Mit Blick auf die geplante Rentenreform der Bundesregierung wies der dbb Chef darauf hin, dass in der Vergangenheit alle Verschlechterungen in der Rente wirkungsgleich auf die Beamtenversorgung übertragen wurden.

„Jetzt gibt es bei Mütterrente und abschlagsfreiem Zugang ab 63 einmal eine Verbesserung, und schon werden wir der Unverschämtheit bezichtigt, weil wir auch dabei Gleichbehandlung erwarten“, erklärte Dauderstädt.
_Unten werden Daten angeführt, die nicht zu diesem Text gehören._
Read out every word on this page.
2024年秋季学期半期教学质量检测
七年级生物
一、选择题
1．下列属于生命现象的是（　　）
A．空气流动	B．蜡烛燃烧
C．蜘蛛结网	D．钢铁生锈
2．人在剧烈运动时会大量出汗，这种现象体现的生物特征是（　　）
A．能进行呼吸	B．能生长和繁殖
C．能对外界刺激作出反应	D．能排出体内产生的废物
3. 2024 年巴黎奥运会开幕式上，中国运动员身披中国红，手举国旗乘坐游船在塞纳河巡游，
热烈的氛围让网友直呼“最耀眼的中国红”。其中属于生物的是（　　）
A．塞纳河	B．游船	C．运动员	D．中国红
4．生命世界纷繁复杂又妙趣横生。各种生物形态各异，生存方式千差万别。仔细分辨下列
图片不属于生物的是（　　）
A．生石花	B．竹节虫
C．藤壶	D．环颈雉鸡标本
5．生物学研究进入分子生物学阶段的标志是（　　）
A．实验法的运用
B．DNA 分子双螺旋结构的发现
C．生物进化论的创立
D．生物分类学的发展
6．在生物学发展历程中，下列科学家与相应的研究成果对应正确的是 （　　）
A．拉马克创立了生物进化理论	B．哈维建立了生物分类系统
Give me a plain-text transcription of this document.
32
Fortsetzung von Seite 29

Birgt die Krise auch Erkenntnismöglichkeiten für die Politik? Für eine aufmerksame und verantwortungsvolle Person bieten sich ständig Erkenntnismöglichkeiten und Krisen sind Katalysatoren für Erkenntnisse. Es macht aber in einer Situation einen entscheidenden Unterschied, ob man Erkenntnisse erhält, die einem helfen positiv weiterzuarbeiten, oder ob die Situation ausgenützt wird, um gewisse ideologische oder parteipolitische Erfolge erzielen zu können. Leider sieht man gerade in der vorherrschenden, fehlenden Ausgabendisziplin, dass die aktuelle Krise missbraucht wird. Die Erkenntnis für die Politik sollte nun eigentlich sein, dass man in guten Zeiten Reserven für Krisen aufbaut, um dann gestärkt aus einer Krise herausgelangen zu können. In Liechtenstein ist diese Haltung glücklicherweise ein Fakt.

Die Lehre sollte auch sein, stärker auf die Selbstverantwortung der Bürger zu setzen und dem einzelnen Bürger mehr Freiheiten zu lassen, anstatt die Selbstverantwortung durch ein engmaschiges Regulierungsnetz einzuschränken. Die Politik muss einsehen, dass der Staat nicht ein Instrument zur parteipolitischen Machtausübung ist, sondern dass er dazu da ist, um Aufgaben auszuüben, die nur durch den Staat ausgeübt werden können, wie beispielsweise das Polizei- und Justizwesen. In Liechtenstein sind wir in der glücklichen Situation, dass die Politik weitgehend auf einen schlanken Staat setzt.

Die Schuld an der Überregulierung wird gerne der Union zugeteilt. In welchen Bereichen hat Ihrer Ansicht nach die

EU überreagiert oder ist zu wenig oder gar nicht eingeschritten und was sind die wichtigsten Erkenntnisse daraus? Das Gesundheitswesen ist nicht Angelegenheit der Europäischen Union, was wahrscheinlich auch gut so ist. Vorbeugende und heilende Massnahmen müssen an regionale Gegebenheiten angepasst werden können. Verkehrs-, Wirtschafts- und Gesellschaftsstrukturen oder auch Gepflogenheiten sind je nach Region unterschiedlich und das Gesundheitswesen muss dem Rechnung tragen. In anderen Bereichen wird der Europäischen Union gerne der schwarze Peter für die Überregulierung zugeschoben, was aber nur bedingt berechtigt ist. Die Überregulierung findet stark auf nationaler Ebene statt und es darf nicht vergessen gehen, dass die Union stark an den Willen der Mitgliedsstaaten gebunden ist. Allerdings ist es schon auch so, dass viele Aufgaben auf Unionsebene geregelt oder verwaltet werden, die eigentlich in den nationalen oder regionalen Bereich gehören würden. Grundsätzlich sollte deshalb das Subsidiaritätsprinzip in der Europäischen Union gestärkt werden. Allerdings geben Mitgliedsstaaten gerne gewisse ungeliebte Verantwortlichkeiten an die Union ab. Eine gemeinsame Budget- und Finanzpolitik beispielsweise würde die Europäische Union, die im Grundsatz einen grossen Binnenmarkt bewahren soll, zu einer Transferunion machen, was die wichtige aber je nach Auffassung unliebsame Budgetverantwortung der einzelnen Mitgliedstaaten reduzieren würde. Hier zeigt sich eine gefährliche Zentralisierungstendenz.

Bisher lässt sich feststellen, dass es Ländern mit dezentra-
Die unzureichende Besoldungsentwicklung in vielen Ländern sei ebenfalls scharf zu kritisieren, so der dbb Bundesvorsitzende weiter. Die gängige Praxis, die entsprechenden Tarifabschlüsse aus dem Arbeitnehmerbereich auf die Beamtenschaft zu übertragen, werde zunehmend aufgeweicht. „Diese Fehlentwicklung muss schnell revidiert werden“, mahnte Dauderstädt.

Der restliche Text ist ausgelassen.